The author then discusses some sales techniques that have nothing to do with identifying them as a qualified prospect (the introduction patter when making an outbound call, ideas for getting customers to initiate meaningful contact (a give-away or event promotion doesn't succeed because people take the bait, but because they actually buy).

Regardless of how the conversation started, the goal is to identify that the prospect is qualified, which generally means: they need the product; they are willing to buy it; they have the authority to purchase it (formal or informal); and they have the means to buy. Time period may also be of importance - if a suspect will be looking to buy "next year", no sense in pestering sooner.

Identifying needs and wants is a critical step, and it's important to note that the customer is not always "right" about their own motivations to buy. Anecdotal evidence is given from real estate sales, where it's very rare that customers buy the home that they called the agent about, but instead eventually bought a home that is similar in some regards to the advertised one, but was found to be an imperfect match when the agent discussed their needs further.
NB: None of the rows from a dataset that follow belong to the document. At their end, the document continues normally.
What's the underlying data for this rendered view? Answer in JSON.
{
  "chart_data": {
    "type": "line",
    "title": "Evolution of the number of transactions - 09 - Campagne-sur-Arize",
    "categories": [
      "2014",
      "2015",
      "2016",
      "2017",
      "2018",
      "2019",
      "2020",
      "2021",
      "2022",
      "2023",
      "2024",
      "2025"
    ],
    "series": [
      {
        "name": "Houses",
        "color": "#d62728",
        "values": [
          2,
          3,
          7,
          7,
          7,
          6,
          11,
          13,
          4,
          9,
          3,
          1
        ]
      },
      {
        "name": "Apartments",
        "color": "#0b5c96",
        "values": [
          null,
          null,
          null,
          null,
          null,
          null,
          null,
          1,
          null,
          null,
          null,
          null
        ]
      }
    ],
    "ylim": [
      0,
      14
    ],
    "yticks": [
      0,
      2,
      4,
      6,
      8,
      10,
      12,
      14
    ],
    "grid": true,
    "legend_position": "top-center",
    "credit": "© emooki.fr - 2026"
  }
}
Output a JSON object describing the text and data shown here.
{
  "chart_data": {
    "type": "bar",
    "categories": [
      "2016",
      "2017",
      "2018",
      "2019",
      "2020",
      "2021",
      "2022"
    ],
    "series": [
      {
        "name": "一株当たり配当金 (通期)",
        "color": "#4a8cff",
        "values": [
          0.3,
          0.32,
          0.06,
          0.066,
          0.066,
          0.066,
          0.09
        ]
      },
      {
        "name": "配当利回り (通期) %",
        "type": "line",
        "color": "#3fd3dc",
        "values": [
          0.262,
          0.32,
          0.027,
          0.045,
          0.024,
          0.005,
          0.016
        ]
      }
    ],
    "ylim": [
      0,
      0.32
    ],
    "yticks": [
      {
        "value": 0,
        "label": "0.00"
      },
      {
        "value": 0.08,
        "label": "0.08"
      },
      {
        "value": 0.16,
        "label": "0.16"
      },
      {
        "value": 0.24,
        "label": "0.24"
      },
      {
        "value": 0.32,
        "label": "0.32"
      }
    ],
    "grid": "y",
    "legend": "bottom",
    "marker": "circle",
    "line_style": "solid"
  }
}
Willingness to pay is often an obstacle in professional (consulting) services: a company may be willing to pay to have "work" done, but does not see the need to pay someone for the time to evaluate their needs and develop a plan (and the author that notes a client who balks at the planning cost will probably be floored by the development cost). This is often the case where companies would give away certain up-front services in order to obtain a contract, a practice that has fallen by the wayside because companies found they spent a lot of cash on providing proposals that would be rejected or shopped around.

Ability to pay is common in B2C markets, but customers tend to sort themselves out in that regard - so much so that the effect is the opposite, and a customer assumes he can't afford a quality item without knowing the price. The reverse remains true in the B2B marketplace, where companies underestimate the cost of professional services (EN: a good example is the small business that wants a professional Web site). Sorting out customers who can't afford a product, without ruffling their feathers, can be delicate.

Authority to buy is common in the B2B world - subordinates are often tasked with researching products that they must get approval to purchase. Questioning whether they have the authority to make the decision, or demanding to deal with the decision-maker, is often taken as an insult. The author's advice is to ask whom else the person "might have to consult with" to make a final decision.

(EN: This is far more delicate than the author suggests - dismissing someone who doesn't have budget authority in order to reach past them to someone who does may be inadvisable, as the choice of vendor and authorization of payment may be separate responsibilities - so the person with the authority to approve payment may not be authorized to select a vendor. You can also get caught up in office politics by being the vendor who "supports" someone who's trying to grab authority over something. The politics of B2B sales are complicated - seek a separate source specifically on this situation.)

A final consideration is time: a different approach is applicable to a customer who is ready to buy in the near future versus one that is merely considering a possible future purchase. The example given in the real estate industry, where a realtor can invest considerable time with a prospect who is browsing and is unlikely to buy soon (which takes their time from more likely prospects). By asking whether their present home is on the market, the realtor can quickly recognize a buyer who's "serious" from one that is merely browsing.

(EN: The author makes no mention of how to deal with a "browsing" prospect, and I suspect this is an area that needs more attention. To merely dismiss them as being not worth your time is dismissive, and can encourage them to go to someone else when they're ready to purchase.)